BMC Infectious Diseases | Year: 2016
Background: Prevention of mother-to-child transmission of HIV (PMTCT) programs collect socio-demographic and HIV testing information similar to that collected by unlinked anonymous testing sero-surveillance (UAT) in antenatal settings. Zimbabwe evaluated the utility of PMTCT data in replacing UAT. Methods: A UAT dataset was created by capturing socio-demographic, testing practices from the woman's booking-card and testing remnant blood at a laboratory from 1 June to 30 September 2012. PMTCT data were collected retrospectively from ANC registers. UAT and PMTCT data were linked by bar-code labels that were temporarily affixed to the ANC register. A questionnaire was used to obtain facility-level data at 53 sites. Results: Pooled HIV prevalence was 15.8% (95% CI 15.3-16.4) among 17,349 women sampled by UAT, and 16.3% (95% CI 15.8%-16.9%) among 17,150 women in PMTCT datasets for 53 sites. Pooled national percent-positive agreement (PPA) was 91.2%, and percent-negative agreement (PNA) was 98.7% for 16,782 women with matched UAT and PMTCT data. Based on UAT methods, overall median prevalence was 12.9% (Range 4.0%-19.4%) among acceptors and refusers of HIV test in PMTCT compared to 12.5% ((Range 3.4%-19.5%) among acceptors in ANC registers.

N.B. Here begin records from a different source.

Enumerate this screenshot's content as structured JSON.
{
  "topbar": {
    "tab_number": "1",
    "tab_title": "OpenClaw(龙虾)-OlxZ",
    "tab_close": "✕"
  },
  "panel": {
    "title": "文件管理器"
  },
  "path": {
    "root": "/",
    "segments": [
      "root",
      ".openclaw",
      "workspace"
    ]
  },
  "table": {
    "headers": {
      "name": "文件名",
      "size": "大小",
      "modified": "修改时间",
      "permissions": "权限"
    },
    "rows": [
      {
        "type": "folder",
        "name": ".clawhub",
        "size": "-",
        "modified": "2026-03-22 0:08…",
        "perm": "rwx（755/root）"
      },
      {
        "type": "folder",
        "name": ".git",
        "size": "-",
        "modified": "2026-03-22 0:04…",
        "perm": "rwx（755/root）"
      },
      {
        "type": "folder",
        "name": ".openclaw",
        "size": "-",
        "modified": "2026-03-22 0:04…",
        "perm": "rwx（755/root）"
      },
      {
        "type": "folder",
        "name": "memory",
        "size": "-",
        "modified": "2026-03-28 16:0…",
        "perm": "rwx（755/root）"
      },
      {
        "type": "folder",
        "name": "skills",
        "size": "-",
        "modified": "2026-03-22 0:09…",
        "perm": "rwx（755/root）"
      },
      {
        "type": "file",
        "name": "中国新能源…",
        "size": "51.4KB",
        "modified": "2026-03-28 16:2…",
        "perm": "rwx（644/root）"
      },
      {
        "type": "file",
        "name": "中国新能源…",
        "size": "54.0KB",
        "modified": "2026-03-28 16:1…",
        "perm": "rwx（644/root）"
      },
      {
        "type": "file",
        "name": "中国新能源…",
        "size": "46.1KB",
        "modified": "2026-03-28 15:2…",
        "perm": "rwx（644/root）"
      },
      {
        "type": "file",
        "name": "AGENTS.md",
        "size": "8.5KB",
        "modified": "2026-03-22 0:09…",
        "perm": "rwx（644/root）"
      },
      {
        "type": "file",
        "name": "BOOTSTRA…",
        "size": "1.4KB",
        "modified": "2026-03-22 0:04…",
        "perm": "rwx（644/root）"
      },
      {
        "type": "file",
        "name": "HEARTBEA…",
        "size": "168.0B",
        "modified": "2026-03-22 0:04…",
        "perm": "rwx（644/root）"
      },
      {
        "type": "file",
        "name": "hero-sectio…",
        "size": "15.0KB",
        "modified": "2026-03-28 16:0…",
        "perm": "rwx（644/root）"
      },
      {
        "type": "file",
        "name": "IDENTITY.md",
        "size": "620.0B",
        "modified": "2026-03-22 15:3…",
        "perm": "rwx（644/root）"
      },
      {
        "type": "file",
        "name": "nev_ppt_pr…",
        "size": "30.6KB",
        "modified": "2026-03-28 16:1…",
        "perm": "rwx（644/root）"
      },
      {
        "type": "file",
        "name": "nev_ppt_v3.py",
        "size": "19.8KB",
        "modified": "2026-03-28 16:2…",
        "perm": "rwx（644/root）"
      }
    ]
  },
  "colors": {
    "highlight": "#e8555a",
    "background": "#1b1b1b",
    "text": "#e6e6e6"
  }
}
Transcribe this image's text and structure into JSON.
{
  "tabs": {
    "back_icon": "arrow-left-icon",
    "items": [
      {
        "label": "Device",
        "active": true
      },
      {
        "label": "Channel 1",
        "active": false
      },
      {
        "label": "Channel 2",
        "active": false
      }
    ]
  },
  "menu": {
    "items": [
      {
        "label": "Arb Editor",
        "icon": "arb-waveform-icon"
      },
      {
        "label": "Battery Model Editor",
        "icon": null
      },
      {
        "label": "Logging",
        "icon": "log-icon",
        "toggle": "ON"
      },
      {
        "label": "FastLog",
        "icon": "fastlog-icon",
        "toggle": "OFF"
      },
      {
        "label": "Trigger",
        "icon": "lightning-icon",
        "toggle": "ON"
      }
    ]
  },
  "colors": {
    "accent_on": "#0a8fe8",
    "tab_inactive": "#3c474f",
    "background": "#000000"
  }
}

There were variations in prevalence by site. Conclusion: Although, there is no statistical difference between pooled HIV prevalence in UAT compared to PMTCT program, the overall PPA of 91.2% and PNA of 98.7% fall below World Health Organisation (WHO) benchmarks of 97.6% and 99.6% respectively. Zimbabwe will need to strengthen quality assurance (QA) of rapid HIV testing and data collection practices. Sites with good performance should be prioritised for transitioning. © 2016 Gonese et al.